Logistics, if you want to use stickers too
First, handing out stickers was a little disruptive, and I don’t think my method would scale well for larger classes. (I had 17 students.)
The actual act of giving out stickers happened informally, usually before or after class. With the exception of homework streaks, students would approach me and ask for a sticker because they did X thing on the chart. Most of the time, they needed to show me a selfie to prove that they earned the sticker.
Although the sticker-handing-out process was not complicated, it was surprisingly disruptive. The student had to get their sticker chart out of their notebook; I had to retrieve my stickers from my bag; I had to confirm that their selfie showed what they said it showed; and I had to put the sticker on the right square (surprisingly tough when you’re in a rush, don’t laugh).
I did all of this either before class (when I was inevitably rushing to try to get everything set up for class) or after class (when other students were inevitably waiting to talk to me about something else). It almost always felt rushed and chaotic, especially when more than one student wanted a sticker on a given day.
It was easier to hand out stickers for the Homework Streak boxes, because I knew before class who had earned stickers (based on completion of homework on the LMS). During class, because I already had a list of students who needed stickers for the homework streak, I could hand out stickers while the students were completing an active learning activity. It was minimally disruptive and easy to implement.
So, next semester I’m planning to create an assignment on my LMS where students can submit their selfies before class, so I can sidestep the whole “show me your selfie” process and I can know at the start of class who needs stickers and for what.
Second, you are welcome to use and adapt my sticker chart template, which is available under the Resources page on my website. The file format is Adobe Illustrator .ai.
Third, it’s possible that you don’t need a treasure box at all for the stickers to be motivational. I don’t know about you, but I get really excited about getting my “I voted!” sticker, no treasure box necessary. And others attest to the motivational power of stickers as classroom rewards, even in college classrooms.

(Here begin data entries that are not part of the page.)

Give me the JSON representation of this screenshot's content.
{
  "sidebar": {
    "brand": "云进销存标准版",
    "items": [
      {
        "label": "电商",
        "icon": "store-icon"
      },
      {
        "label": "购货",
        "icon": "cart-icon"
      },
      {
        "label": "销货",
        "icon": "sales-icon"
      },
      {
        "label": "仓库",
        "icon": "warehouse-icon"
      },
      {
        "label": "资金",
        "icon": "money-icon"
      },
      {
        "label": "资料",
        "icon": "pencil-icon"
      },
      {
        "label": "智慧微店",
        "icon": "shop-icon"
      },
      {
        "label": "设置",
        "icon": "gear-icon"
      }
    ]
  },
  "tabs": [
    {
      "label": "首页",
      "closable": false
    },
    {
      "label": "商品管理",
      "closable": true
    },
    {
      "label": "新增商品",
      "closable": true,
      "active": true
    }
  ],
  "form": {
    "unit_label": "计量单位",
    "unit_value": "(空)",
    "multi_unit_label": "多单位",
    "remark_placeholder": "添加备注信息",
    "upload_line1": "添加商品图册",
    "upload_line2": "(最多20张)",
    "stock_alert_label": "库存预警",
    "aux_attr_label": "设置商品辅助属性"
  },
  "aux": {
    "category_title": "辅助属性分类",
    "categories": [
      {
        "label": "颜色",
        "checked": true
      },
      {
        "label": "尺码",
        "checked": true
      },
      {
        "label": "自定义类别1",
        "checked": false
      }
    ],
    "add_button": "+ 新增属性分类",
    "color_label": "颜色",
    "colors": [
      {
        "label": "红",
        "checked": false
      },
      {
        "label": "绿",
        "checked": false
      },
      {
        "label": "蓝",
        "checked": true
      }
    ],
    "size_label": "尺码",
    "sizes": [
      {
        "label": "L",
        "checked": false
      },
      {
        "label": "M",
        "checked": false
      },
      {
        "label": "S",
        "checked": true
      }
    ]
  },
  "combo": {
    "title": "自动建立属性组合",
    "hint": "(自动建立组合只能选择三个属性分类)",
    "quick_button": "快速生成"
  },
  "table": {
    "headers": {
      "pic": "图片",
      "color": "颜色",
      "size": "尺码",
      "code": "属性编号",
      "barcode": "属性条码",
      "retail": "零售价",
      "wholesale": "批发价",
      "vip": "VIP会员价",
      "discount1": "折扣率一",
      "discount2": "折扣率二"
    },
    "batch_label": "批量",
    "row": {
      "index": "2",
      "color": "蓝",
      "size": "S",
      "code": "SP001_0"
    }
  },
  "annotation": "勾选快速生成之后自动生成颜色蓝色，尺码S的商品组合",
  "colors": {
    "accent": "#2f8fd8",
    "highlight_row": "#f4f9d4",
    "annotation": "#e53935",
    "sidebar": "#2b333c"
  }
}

So maybe stickers alone are sufficient. But I’m going to keep using my treasure box because 1) I’ve already purchased all those fidget toys! and 2) students seemed really motivated by the Late Work Anytime Tokens.
At the end of the semester, when I asked my students f I should keep using the sticker chart, the resounding answer was YES! So I’ll keep doing it. Your students might appreciate it, too.
This dichotomy between whether to incentivize completion of assignments by grading it but worrying about penalizing students who don’t do it is why I use Multiple Grading Schemes (more: blog, YouTube video).
My late work “tokens” are not real, physical things. Instead, I keep track of student “tokens” using an assignment on our LMS where I update the number manually as students use or earn tokens.
More than half of the students in the class collected stickers, but some students lost their sticker chart or were not present on the day they turned them in.